Use of manometry for laryngeal mask airway reduces postoperative pharyngolaryngeal adverse events: a prospective, randomized trial

Edwin Seet, Farhanah Yousaf, Smita Gupta, Rajeev Subramanyam, David T Wong, Frances Chung
Anesthesiology 2010, 112 (3): 652-7

BACKGROUND: Adverse events such as pharyngolaryngeal complications are indicators of quality patient care. Use of manometry to limit the laryngeal mask airway (LMA) intracuff pressure is not currently a routine practice. This double-blind randomized trial compared pharyngolaryngeal complications in patients managed with manometers to limit the LMA intracuff pressure (<44 mmHg) with patients under routine care.
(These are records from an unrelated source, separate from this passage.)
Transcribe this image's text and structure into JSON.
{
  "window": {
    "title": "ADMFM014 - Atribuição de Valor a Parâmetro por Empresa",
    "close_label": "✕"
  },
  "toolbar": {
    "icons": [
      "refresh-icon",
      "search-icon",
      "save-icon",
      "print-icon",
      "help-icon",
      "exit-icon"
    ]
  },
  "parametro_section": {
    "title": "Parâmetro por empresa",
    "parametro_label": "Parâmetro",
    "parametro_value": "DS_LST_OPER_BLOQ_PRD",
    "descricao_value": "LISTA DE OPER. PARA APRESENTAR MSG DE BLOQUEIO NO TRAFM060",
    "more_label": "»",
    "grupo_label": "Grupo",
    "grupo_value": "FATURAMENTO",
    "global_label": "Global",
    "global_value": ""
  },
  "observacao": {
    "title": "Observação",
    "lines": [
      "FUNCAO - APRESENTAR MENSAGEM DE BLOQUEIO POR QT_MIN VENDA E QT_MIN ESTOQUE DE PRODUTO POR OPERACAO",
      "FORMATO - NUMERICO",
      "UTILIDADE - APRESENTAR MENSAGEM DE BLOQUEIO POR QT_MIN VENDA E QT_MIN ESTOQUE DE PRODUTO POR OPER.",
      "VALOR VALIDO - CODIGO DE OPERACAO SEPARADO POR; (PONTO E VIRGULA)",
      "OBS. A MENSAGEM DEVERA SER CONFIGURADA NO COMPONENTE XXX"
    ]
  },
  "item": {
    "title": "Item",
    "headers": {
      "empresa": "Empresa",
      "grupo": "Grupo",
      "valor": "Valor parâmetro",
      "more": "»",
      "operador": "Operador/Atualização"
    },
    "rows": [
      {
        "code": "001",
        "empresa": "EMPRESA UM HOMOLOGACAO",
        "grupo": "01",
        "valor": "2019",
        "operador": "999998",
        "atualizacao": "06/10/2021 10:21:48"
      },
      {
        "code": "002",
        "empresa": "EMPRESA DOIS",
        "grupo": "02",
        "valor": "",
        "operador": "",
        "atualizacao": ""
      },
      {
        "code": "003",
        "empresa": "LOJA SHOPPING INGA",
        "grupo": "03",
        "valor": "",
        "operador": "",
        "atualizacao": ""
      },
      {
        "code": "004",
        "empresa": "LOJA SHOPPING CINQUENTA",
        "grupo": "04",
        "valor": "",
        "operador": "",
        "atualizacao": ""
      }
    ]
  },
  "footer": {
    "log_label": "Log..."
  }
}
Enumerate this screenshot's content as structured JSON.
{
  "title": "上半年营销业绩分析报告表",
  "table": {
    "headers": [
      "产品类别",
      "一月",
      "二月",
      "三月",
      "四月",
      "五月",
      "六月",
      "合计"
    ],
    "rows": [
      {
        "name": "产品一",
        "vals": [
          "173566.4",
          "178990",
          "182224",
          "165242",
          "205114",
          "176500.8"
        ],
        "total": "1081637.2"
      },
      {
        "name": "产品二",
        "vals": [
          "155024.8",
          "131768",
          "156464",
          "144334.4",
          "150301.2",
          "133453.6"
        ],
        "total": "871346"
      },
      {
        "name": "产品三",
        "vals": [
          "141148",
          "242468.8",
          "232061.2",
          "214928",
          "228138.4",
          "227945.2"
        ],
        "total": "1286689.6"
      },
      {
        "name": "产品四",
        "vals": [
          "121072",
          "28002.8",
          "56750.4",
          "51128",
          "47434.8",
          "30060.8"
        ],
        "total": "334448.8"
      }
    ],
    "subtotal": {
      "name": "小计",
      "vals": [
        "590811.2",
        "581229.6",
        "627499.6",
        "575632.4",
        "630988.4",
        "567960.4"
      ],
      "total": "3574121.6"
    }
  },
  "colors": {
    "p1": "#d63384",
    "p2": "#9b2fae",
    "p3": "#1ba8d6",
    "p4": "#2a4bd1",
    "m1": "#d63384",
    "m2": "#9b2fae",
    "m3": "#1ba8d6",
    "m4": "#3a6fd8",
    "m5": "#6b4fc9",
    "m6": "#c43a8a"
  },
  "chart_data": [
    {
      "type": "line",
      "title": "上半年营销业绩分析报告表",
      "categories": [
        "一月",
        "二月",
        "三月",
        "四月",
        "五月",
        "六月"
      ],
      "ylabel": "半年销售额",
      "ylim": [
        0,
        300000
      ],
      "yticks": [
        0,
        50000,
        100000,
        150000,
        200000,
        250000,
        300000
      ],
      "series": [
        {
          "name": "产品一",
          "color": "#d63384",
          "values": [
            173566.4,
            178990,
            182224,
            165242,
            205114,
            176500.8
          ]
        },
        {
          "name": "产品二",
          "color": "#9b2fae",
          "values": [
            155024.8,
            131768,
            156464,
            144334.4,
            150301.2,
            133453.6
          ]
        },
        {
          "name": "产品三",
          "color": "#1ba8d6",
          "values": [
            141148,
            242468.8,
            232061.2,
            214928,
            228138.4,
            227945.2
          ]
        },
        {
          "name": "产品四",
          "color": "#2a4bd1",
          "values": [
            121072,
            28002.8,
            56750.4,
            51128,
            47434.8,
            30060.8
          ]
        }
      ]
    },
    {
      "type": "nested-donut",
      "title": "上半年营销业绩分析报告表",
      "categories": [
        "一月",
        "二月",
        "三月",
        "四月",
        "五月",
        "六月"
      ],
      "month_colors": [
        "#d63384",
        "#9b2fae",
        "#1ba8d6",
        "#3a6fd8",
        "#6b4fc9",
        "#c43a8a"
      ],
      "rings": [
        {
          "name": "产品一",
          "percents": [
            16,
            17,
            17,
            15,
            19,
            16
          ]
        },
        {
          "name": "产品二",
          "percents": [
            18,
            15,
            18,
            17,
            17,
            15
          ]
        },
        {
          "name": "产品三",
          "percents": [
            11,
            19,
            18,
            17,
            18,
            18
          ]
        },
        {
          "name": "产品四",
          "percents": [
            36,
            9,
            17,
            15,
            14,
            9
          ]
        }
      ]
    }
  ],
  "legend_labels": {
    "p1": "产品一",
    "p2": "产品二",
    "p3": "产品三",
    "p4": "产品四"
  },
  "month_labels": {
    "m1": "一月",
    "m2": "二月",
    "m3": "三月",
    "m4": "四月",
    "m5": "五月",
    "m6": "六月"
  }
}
METHOD: Two hundred consenting patients who underwent ambulatory surgery were randomly allocated to pressure-limiting and routine care groups. Anesthesia was induced with propofol and fentanyl, and maintained with desflurane in air-oxygen. An LMA was inserted, and the cuff was inflated as per usual practice. The patients breathed spontaneously. Research assistants measured the LMA intracuff pressure. In the pressure-limiting group, LMA intracuff pressure was adjusted to less than 44 mmHg. No intervention was performed in the routine care group. Sore throat, dysphonia, and dysphagia were assessed at 1, 2, and 24 h postoperatively. Composite pharyngolaryngeal complications were compared using chi-square test.

RESULTS: Baseline demographic data were comparable between groups. Mean LMA intracuff pressure was less in the pressure-limiting group versus the routine care group (40 +/- 6 vs. 114 +/- 57 mmHg, P < 0.001). The incidence of composite pharyngolaryngeal complications was significantly lower in the pressure-limiting group versus the routine care group (13.4 vs. 45.6%, P < 0.001), with a relative risk reduction of 70.6%, and a number needed to treat of three (95% CI 2.2-7.5).

CONCLUSION: Reduction of LMA intracuff pressure to less than 44 mmHg lowers the incidence of postoperative pharyngolaryngeal complications. The LMA cuff pressures should be measured routinely using manometry, and deflating the intracuff pressure to less than 44 mmHg should be recommended as anesthetic best practice.